Chapter 13 Creditors will need to work with the Chapter 13 Trustees and the Debtors to agree upon and seek Court approval for modifications to the Plan due to COVID-19. Creditors should be mindful to file a timely Notice of Payment Change if the loan payments due are modified under Bankruptcy Rule 3002.1.

6. Payment deferments due to COVID-19 in plans where Debtor is paying mortgage payments directly to the Creditor.
Chapter 13 Creditors will need to work directly with Debtors to agree upon a loan modification, forbearance, or deferment. Again, Creditors must file a timely Notice of Payment Change pursuant to Rule 3002.1.

7. CARES Act foreclosure relief for federally-backed loans.
A servicer of a federally-backed loan may not initiate any foreclosure process, move for a foreclosure judgment, order a sale, or execute a foreclosure-related eviction or foreclosure sale for sixty days from March 18, 2020. Note that this stay is separate from any state-mandated stay of foreclosures, like the one currently in place that prohibits foreclosures until May 1, 2020, in South Carolina.

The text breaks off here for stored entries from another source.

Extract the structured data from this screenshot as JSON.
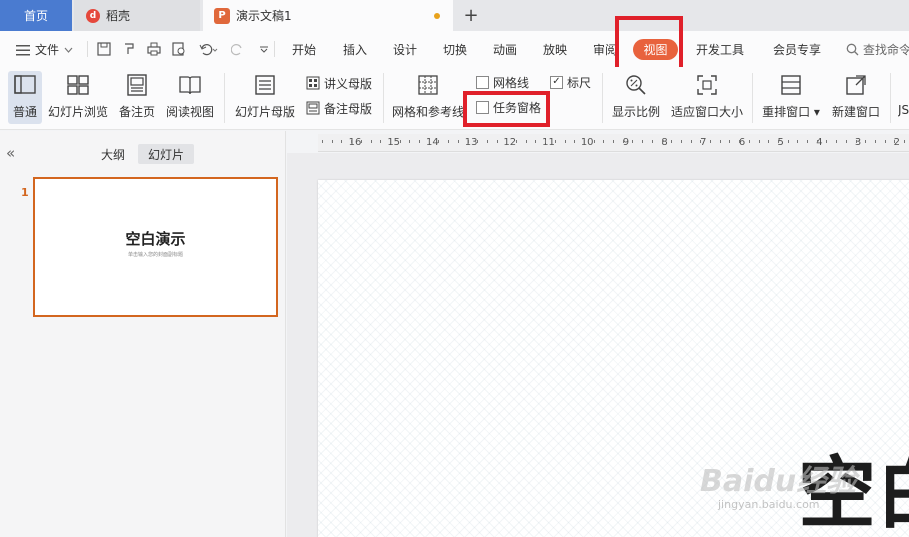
{
  "tabs": {
    "home": "首页",
    "daoke": "稻壳",
    "document": "演示文稿1",
    "new_tab": "+"
  },
  "menu": {
    "file": "文件",
    "items": [
      "开始",
      "插入",
      "设计",
      "切换",
      "动画",
      "放映",
      "审阅",
      "视图",
      "开发工具",
      "会员专享"
    ],
    "search": "查找命令"
  },
  "ribbon": {
    "normal": "普通",
    "slide_sorter": "幻灯片浏览",
    "notes_page": "备注页",
    "reading_view": "阅读视图",
    "slide_master": "幻灯片母版",
    "handout_master": "讲义母版",
    "notes_master": "备注母版",
    "grid_guides": "网格和参考线",
    "gridlines": "网格线",
    "task_pane": "任务窗格",
    "ruler": "标尺",
    "zoom": "显示比例",
    "fit_window": "适应窗口大小",
    "arrange_windows": "重排窗口",
    "new_window": "新建窗口",
    "overflow": "JS"
  },
  "panel": {
    "collapse": "«",
    "outline_tab": "大纲",
    "slides_tab": "幻灯片",
    "slide_number": "1",
    "thumb_title": "空白演示",
    "thumb_subtitle": "单击输入您的封面副标题"
  },
  "ruler": {
    "numbers": [
      "16",
      "15",
      "14",
      "13",
      "12",
      "11",
      "10",
      "9",
      "8",
      "7",
      "6",
      "5",
      "4",
      "3",
      "2"
    ]
  },
  "slide": {
    "title_fragment": "空白"
  },
  "watermark": {
    "text": "Baidu经验",
    "url": "jingyan.baidu.com"
  },
  "colors": {
    "accent": "#e8623d",
    "highlight_box": "#e0202a",
    "home_tab": "#4a7bd0",
    "selected_slide_border": "#d3661f"
  }
}
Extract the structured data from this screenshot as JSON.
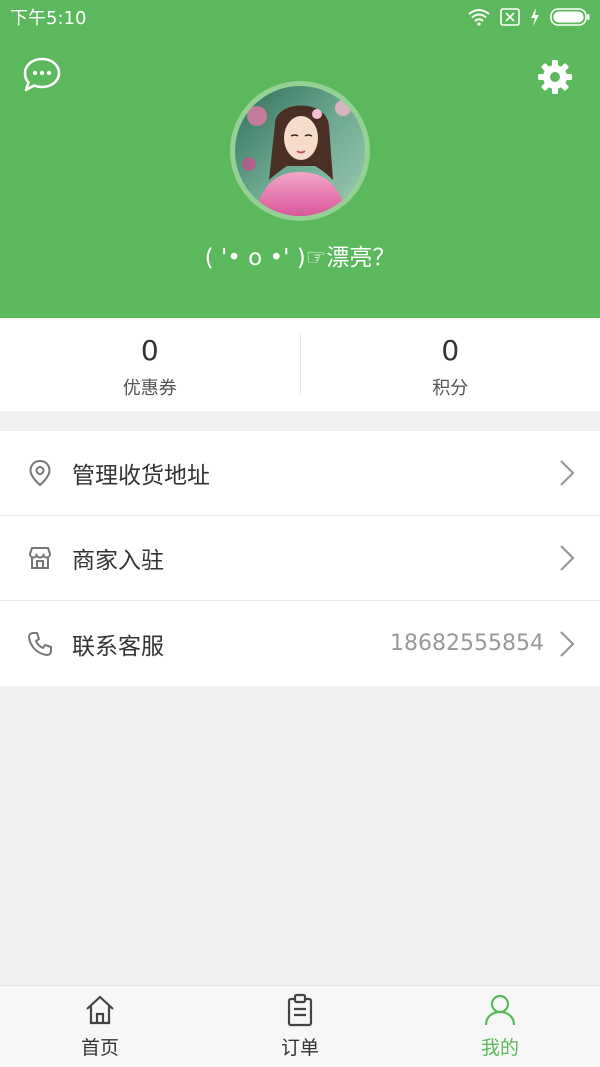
{
  "status_bar": {
    "time": "下午5:10"
  },
  "header": {
    "nickname": "( '• o •' )☞漂亮？"
  },
  "stats": [
    {
      "value": "0",
      "label": "优惠券"
    },
    {
      "value": "0",
      "label": "积分"
    }
  ],
  "menu": [
    {
      "label": "管理收货地址",
      "icon": "location-pin-icon"
    },
    {
      "label": "商家入驻",
      "icon": "store-icon"
    },
    {
      "label": "联系客服",
      "icon": "phone-icon",
      "value": "18682555854"
    }
  ],
  "tabbar": {
    "active": 2,
    "items": [
      {
        "label": "首页",
        "icon": "home-icon"
      },
      {
        "label": "订单",
        "icon": "clipboard-icon"
      },
      {
        "label": "我的",
        "icon": "user-icon"
      }
    ]
  },
  "colors": {
    "primary": "#5cb85c",
    "background": "#efefef",
    "text": "#333333",
    "muted": "#999999"
  }
}
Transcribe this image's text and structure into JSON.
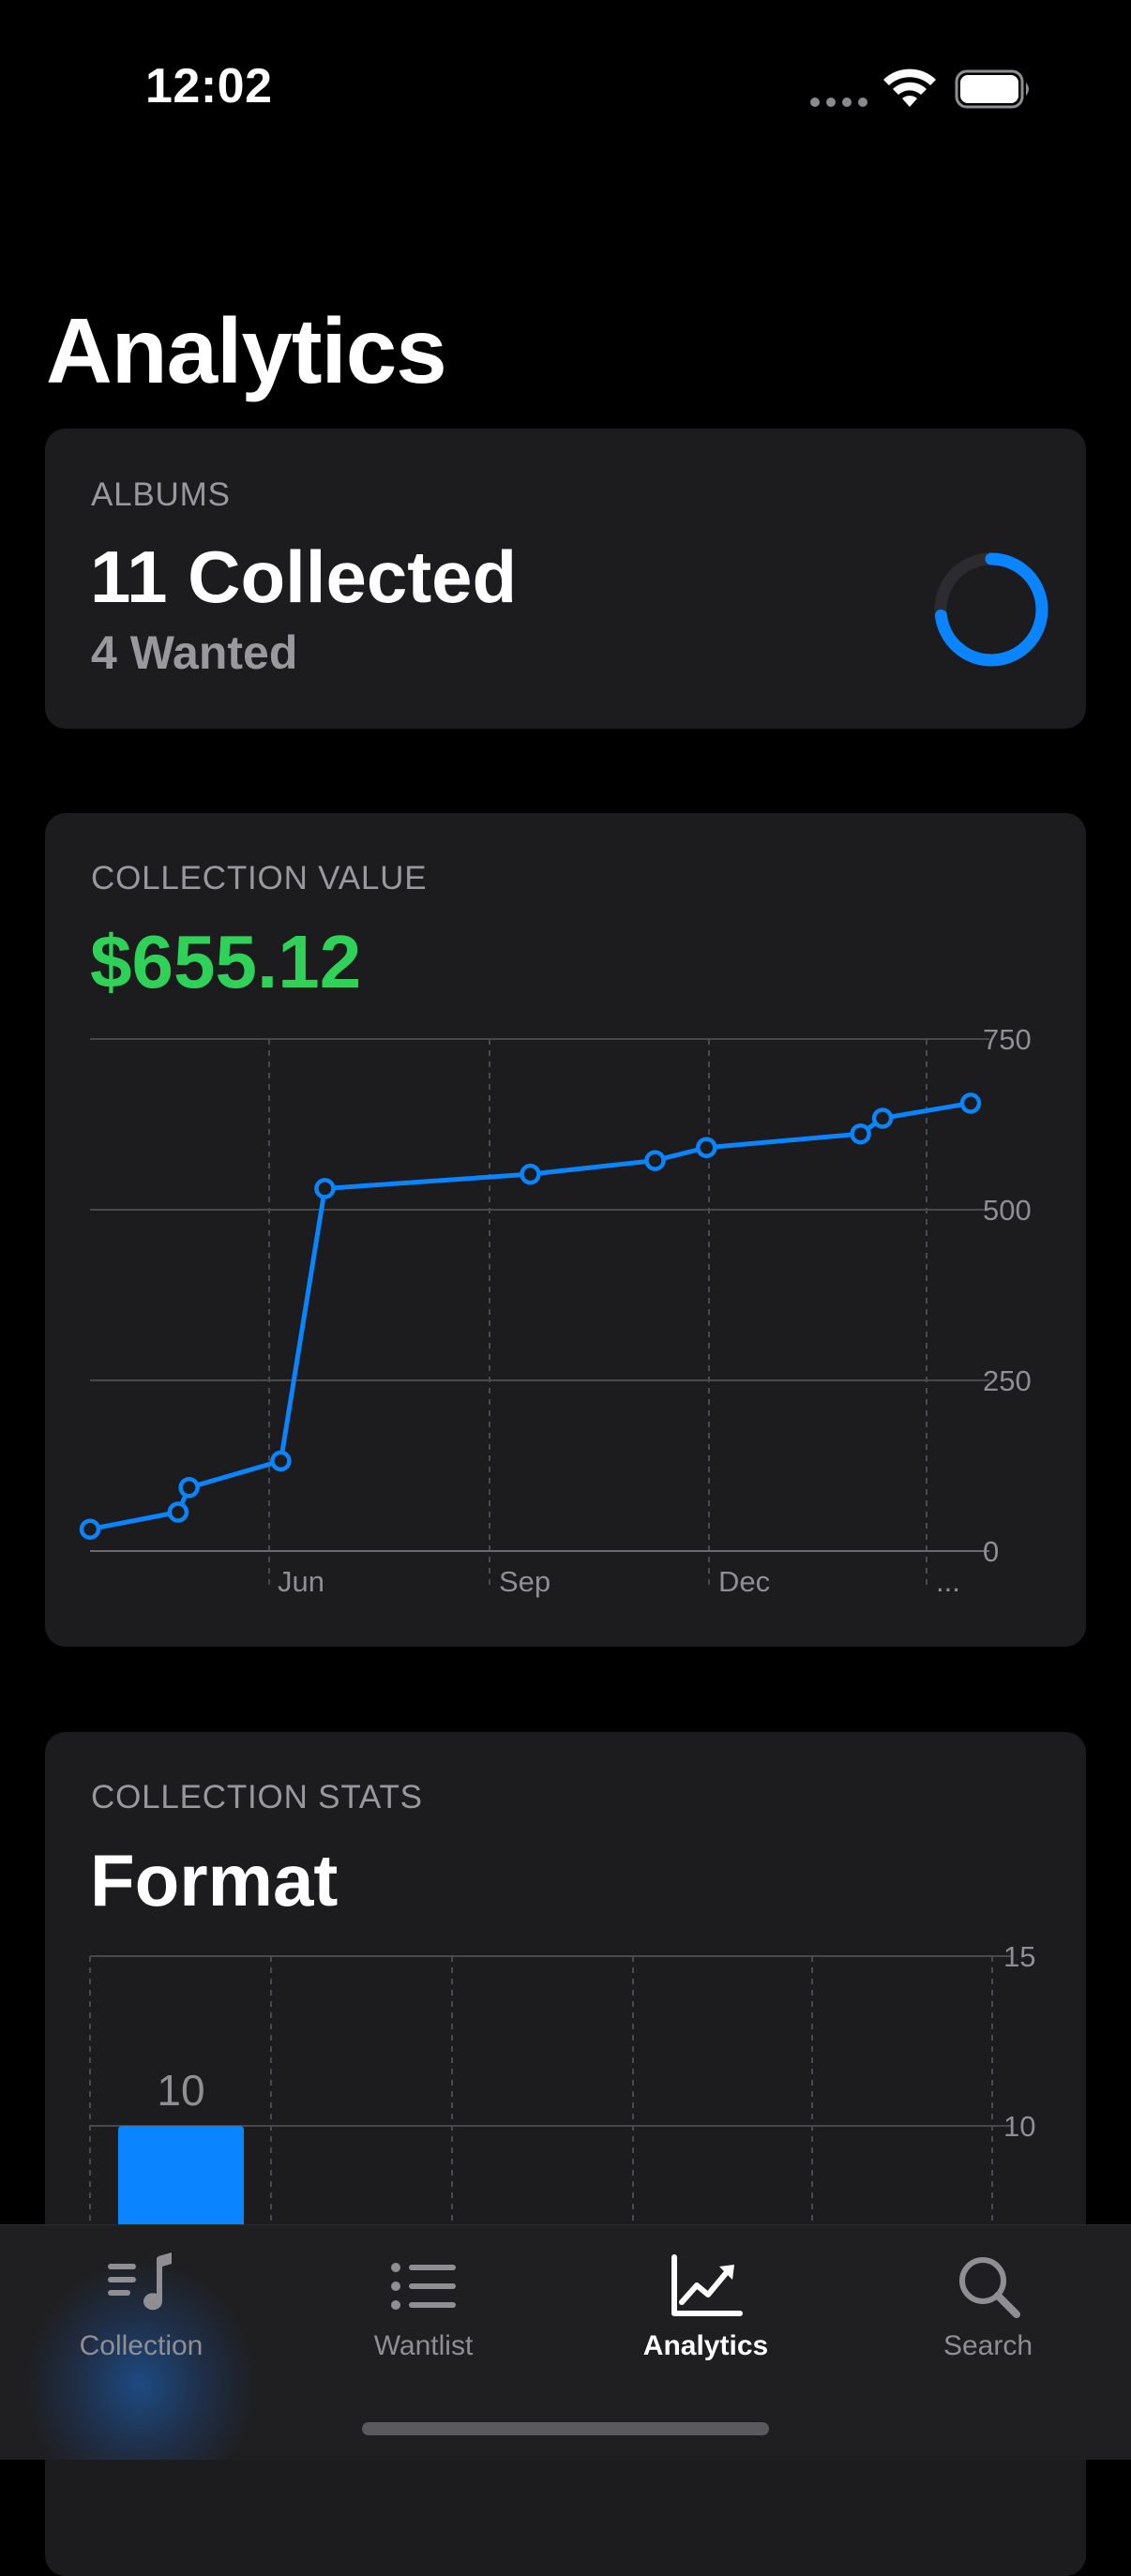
{
  "status_bar": {
    "time": "12:02",
    "icons": [
      "signal-dots-icon",
      "wifi-icon",
      "battery-icon"
    ]
  },
  "page": {
    "title": "Analytics"
  },
  "albums_card": {
    "label": "ALBUMS",
    "collected": "11 Collected",
    "wanted": "4 Wanted",
    "progress_fraction": 0.73,
    "ring_color": "#0a84ff"
  },
  "value_card": {
    "label": "COLLECTION VALUE",
    "amount": "$655.12",
    "amount_color": "#30d158"
  },
  "stats_card": {
    "label": "COLLECTION STATS",
    "heading": "Format"
  },
  "chart_data": [
    {
      "type": "line",
      "title": "",
      "color": "#0a84ff",
      "x_tick_labels": [
        "Jun",
        "Sep",
        "Dec",
        "..."
      ],
      "y_tick_labels": [
        "750",
        "500",
        "250",
        "0"
      ],
      "ylim": [
        0,
        750
      ],
      "grid": true,
      "x": [
        0,
        1.2,
        1.35,
        2.6,
        3.2,
        6.0,
        7.7,
        8.4,
        10.5,
        10.8,
        12.0
      ],
      "values": [
        32,
        57,
        93,
        132,
        531,
        552,
        572,
        591,
        611,
        634,
        656
      ]
    },
    {
      "type": "bar",
      "title": "Format",
      "color": "#0a84ff",
      "y_tick_labels": [
        "15",
        "10"
      ],
      "ylim": [
        0,
        15
      ],
      "grid": true,
      "categories": [
        ""
      ],
      "values": [
        10
      ],
      "data_labels": [
        "10"
      ]
    }
  ],
  "tab_bar": {
    "tabs": [
      {
        "label": "Collection",
        "icon": "music-list-icon",
        "active": false
      },
      {
        "label": "Wantlist",
        "icon": "list-icon",
        "active": false
      },
      {
        "label": "Analytics",
        "icon": "trend-chart-icon",
        "active": true
      },
      {
        "label": "Search",
        "icon": "search-icon",
        "active": false
      }
    ]
  }
}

8. CARES Act forbearances.
Borrowers with federally-backed mortgage loans can request a forbearance from mortgage payments for up to 180 days if they have been affected by COVID-19. The Act also provides for separate forbearance rights for owners of multi-family property (five or more units) and provides protection for tenants from eviction if the owner applies for a forbearance.

9. CARES Act eviction relief.
A Landlord of a “covered dwelling” may not file an action for eviction or charge additional fees for nonpayment of rent during a 120-day period beginning on March 27, 2020. A covered dwelling is one where the building is secured by a federally-backed mortgage loan or one that participates in certain federal housing programs. Note that this stay is separate from any state-mandated stay of evictions, like the one currently in place that prohibits evictions until May 1, 2020, in South Carolina.

10. CARES Act student loan relief.
For covered student loans, the CARES Act suspends payments and waives interest from March 13, 2020, through September 30, 2020. Many Chapter 13 Plans provide for the Debtor making student loan payments outside the Plan, so the CARES Act relief is vital to Chapter 13 Debtors, because a moratorium or deferment in the Plan would not affect those payments owed outside of the Plan.